Digital images are dimensioned in pixels - it is always about pixels

  • DPI and inches are unknown concepts in digital cameras.

  • The monitor screen is dimensioned in pixels and shows the image pixels directly, one-for-one (or shows a re-sampled temporary copy to fit on the screen).

  • The digital camera sensor is dimensioned in pixels.

  • The camera sensor size creates the image to be its same size, dimensioned in pixels.

  • None of the above involves inches or DPI in any way.

  • Paper prints do involve inches because paper is dimensioned in inches.

  • On paper, the concept of DPI is used to scale the image size (pixels) to the paper size (inches) and much of the time this scaling is set without regard to the DPI number that someone may have designated when they saved the photograph.

Computer Monitors

Computer screens are dimensioned in pixels and show the pixels directly - one-for-one without any concept of inches or DPI. If someone tells you that your image needs to be a certain DPI for the screen or the web they are simply wrong. It is the number of pixels they need to be concerned with, not DPI. If there are enough pixels on the screen to display all the pixels contained in the image (one-for-one) the photo will look its best. If there are more pixels in the image than there are on the screen, the computer will simply resample the image temporarily and throw out pixels it doesn’t need in order to display the photo. If there are not enough pixels in the image to fill one-for-one at a particular zoom level the picture will look pixelated. DPI has zero effect on images displayed on computer monitors.

Printing

DPI does play a role when you print images on paper but maybe not the way you think it does. If you print the image at home from image editor print menus, the computer will use the DPI values in the file header to compute the size of the image on paper if you do nothing to set print parameters. This can result in your grabbing the print out and realizing there's something that needs to be tweaked in the print settings.

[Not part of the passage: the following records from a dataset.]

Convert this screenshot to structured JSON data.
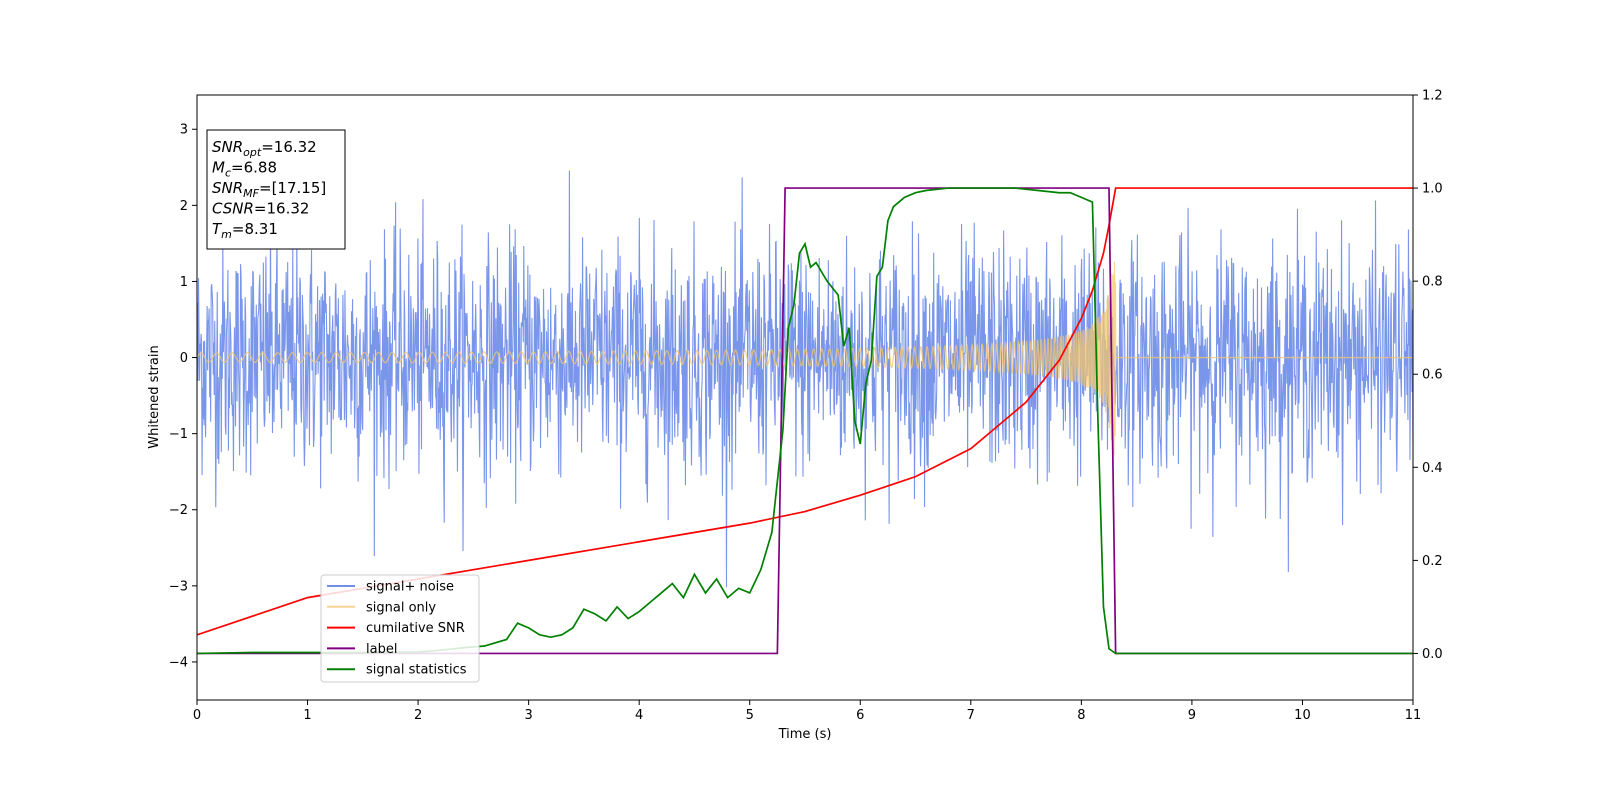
{
  "chart_data": {
    "type": "line",
    "xlabel": "Time (s)",
    "ylabel": "Whitened strain",
    "xlim": [
      0,
      11
    ],
    "ylim_left": [
      -4.5,
      3.45
    ],
    "ylim_right": [
      -0.1,
      1.2
    ],
    "x_ticks": [
      0,
      1,
      2,
      3,
      4,
      5,
      6,
      7,
      8,
      9,
      10,
      11
    ],
    "y_ticks_left": [
      -4,
      -3,
      -2,
      -1,
      0,
      1,
      2,
      3
    ],
    "y_ticks_right": [
      0.0,
      0.2,
      0.4,
      0.6,
      0.8,
      1.0,
      1.2
    ],
    "grid": false,
    "legend_position": "lower-left",
    "info_box": {
      "lines": [
        {
          "sym": "SNR",
          "sub": "opt",
          "val": "=16.32"
        },
        {
          "sym": "M",
          "sub": "c",
          "val": "=6.88"
        },
        {
          "sym": "SNR",
          "sub": "MF",
          "val": "=[17.15]"
        },
        {
          "sym": "CSNR",
          "sub": "",
          "val": "=16.32"
        },
        {
          "sym": "T",
          "sub": "m",
          "val": "=8.31"
        }
      ]
    },
    "series": [
      {
        "name": "signal+ noise",
        "axis": "left",
        "color": "#4169e1",
        "noise_sigma": 0.75,
        "x_range": [
          0,
          11
        ]
      },
      {
        "name": "signal only",
        "axis": "left",
        "color": "#f5c66e",
        "merger_time": 8.31,
        "chirp_amplitude_start": 0.06,
        "chirp_amplitude_peak": 1.3
      },
      {
        "name": "cumilative SNR",
        "axis": "right",
        "color": "#ff0000",
        "x": [
          0,
          1,
          2,
          3,
          4,
          5,
          5.5,
          6,
          6.5,
          7,
          7.5,
          7.8,
          8.0,
          8.1,
          8.2,
          8.25,
          8.31,
          11
        ],
        "y": [
          0.04,
          0.12,
          0.16,
          0.2,
          0.24,
          0.28,
          0.305,
          0.34,
          0.38,
          0.44,
          0.54,
          0.63,
          0.72,
          0.78,
          0.86,
          0.92,
          1.0,
          1.0
        ]
      },
      {
        "name": "label",
        "axis": "right",
        "color": "#800080",
        "x": [
          0,
          5.25,
          5.32,
          8.25,
          8.31,
          11
        ],
        "y": [
          0,
          0,
          1,
          1,
          0,
          0
        ]
      },
      {
        "name": "signal statistics",
        "axis": "right",
        "color": "#008000",
        "x": [
          0,
          0.5,
          1,
          1.5,
          2,
          2.2,
          2.4,
          2.6,
          2.8,
          2.9,
          3.0,
          3.1,
          3.2,
          3.3,
          3.4,
          3.5,
          3.6,
          3.7,
          3.8,
          3.9,
          4.0,
          4.1,
          4.2,
          4.3,
          4.4,
          4.5,
          4.6,
          4.7,
          4.8,
          4.9,
          5.0,
          5.1,
          5.2,
          5.3,
          5.35,
          5.4,
          5.45,
          5.5,
          5.55,
          5.6,
          5.7,
          5.8,
          5.85,
          5.9,
          5.95,
          6.0,
          6.05,
          6.1,
          6.15,
          6.2,
          6.25,
          6.3,
          6.4,
          6.5,
          6.6,
          6.8,
          7.0,
          7.2,
          7.4,
          7.6,
          7.8,
          7.9,
          8.0,
          8.1,
          8.15,
          8.2,
          8.25,
          8.31,
          8.4,
          11
        ],
        "y": [
          0.0,
          0.002,
          0.002,
          0.002,
          0.003,
          0.007,
          0.012,
          0.016,
          0.03,
          0.065,
          0.055,
          0.04,
          0.035,
          0.04,
          0.055,
          0.095,
          0.085,
          0.07,
          0.1,
          0.075,
          0.09,
          0.11,
          0.13,
          0.15,
          0.12,
          0.17,
          0.13,
          0.16,
          0.12,
          0.14,
          0.13,
          0.18,
          0.26,
          0.48,
          0.7,
          0.75,
          0.86,
          0.88,
          0.83,
          0.84,
          0.8,
          0.77,
          0.66,
          0.7,
          0.5,
          0.45,
          0.58,
          0.63,
          0.81,
          0.83,
          0.93,
          0.96,
          0.98,
          0.99,
          0.995,
          1.0,
          1.0,
          1.0,
          1.0,
          0.995,
          0.99,
          0.99,
          0.98,
          0.97,
          0.5,
          0.1,
          0.01,
          0.0,
          0.0,
          0.0
        ]
      }
    ]
  }
}
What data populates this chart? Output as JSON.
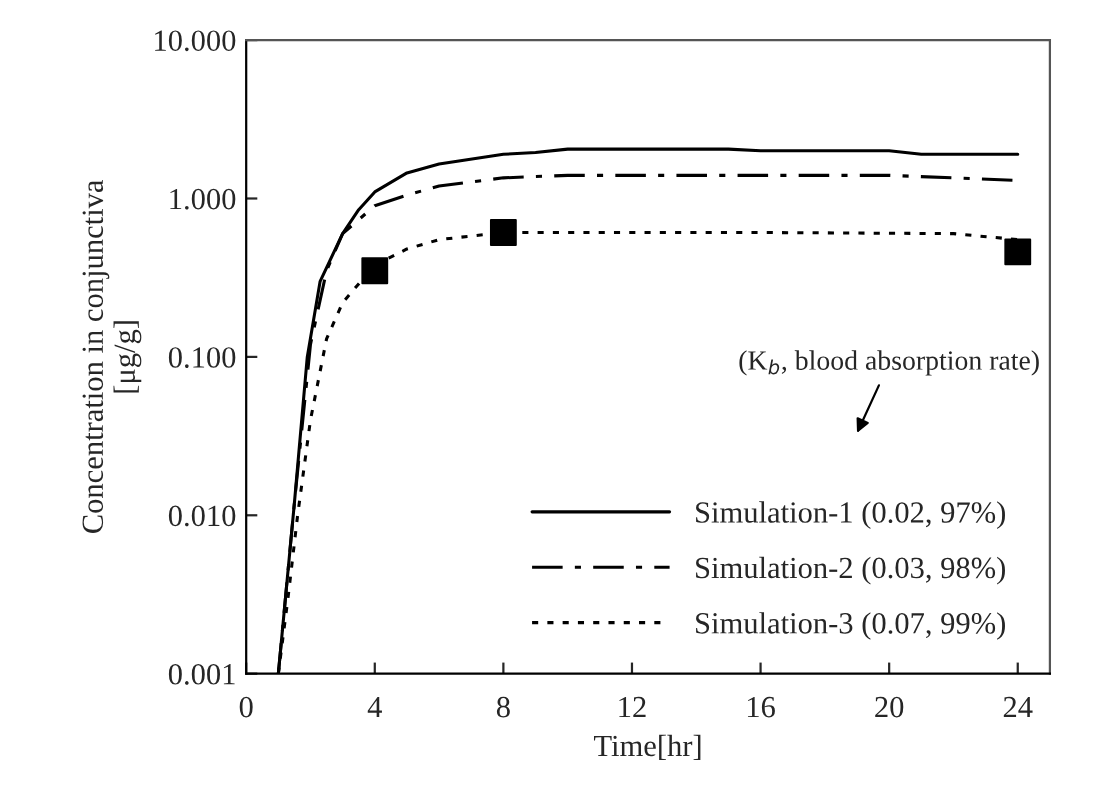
{
  "chart_data": {
    "type": "line",
    "xlabel": "Time[hr]",
    "ylabel": "Concentration in conjunctiva\n[μg/g]",
    "annotations": [
      "(K$_{b}$, blood absorption rate)"
    ],
    "xlim": [
      0,
      25
    ],
    "xticks": [
      0,
      4,
      8,
      12,
      16,
      20,
      24
    ],
    "ylim": [
      0.001,
      10
    ],
    "log": "y",
    "yticks": [
      {
        "value": 0.001,
        "label": "0.001"
      },
      {
        "value": 0.01,
        "label": "0.010"
      },
      {
        "value": 0.1,
        "label": "0.100"
      },
      {
        "value": 1,
        "label": "1.000"
      },
      {
        "value": 10,
        "label": "10.000"
      }
    ],
    "grid": false,
    "legend": "bottom right",
    "series": [
      {
        "type": "scatter",
        "marker": "square",
        "color": "#000000",
        "x": [
          4,
          8,
          24
        ],
        "values": [
          0.35,
          0.61,
          0.46
        ]
      },
      {
        "name": "Simulation-1 (0.02, 97%)",
        "line_style": "solid",
        "color": "#000000",
        "x": [
          1,
          1.5,
          1.9,
          2.3,
          3,
          3.5,
          4,
          5,
          6,
          8,
          9,
          10,
          15,
          16,
          20,
          21,
          24
        ],
        "values": [
          0.001,
          0.012,
          0.1,
          0.3,
          0.6,
          0.85,
          1.1,
          1.45,
          1.65,
          1.9,
          1.95,
          2.05,
          2.05,
          2.0,
          2.0,
          1.9,
          1.9
        ]
      },
      {
        "name": "Simulation-2 (0.03, 98%)",
        "line_style": "dashdot",
        "color": "#000000",
        "x": [
          1,
          1.5,
          2,
          2.5,
          3,
          4,
          5,
          6,
          8,
          10,
          20,
          24
        ],
        "values": [
          0.001,
          0.012,
          0.12,
          0.35,
          0.6,
          0.9,
          1.05,
          1.2,
          1.35,
          1.4,
          1.4,
          1.3
        ]
      },
      {
        "name": "Simulation-3 (0.07, 99%)",
        "line_style": "dotted",
        "color": "#000000",
        "x": [
          1,
          1.3,
          1.6,
          2,
          2.5,
          3,
          4,
          5,
          6,
          8,
          16,
          22,
          24
        ],
        "values": [
          0.001,
          0.003,
          0.01,
          0.04,
          0.13,
          0.22,
          0.38,
          0.48,
          0.55,
          0.61,
          0.61,
          0.6,
          0.55
        ]
      }
    ]
  }
}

If your photo is 2000 pixels wide and it says 180 DPI in the EXIF data, the printer will try to print 2000/180 = 11.1 inches but here's the deal: All print menus offer a way you can scale the size first to print on a specific piece of paper. If you scale this image to print 10 inches (to fit the paper), then it will scale to print at 2000/10 = 200 DPI. If you want 10 inches at 300 DPI, then you need to provide 10 inches x 300 DPI = 3000 pixels, scaled to print 300 DPI. The embedded DPI number is disregarded which is what happens most frequently. If you use a printing service, same thing.

To beat a dead horse

If you specify this image is to be printed at some size in inches, that original DPI number is not used. It is not a property of the image. It is just an isolated number, a separate number simply stored in the file, independent of the image and when it is used by the printer it is only to space the pixels.

When someone asks me or you to send them a photograph for a specific purpose, it is best to specify the size in pixels rather than a certain DPI or number of inches. They need to come up with those numbers on their own depending on the printing device.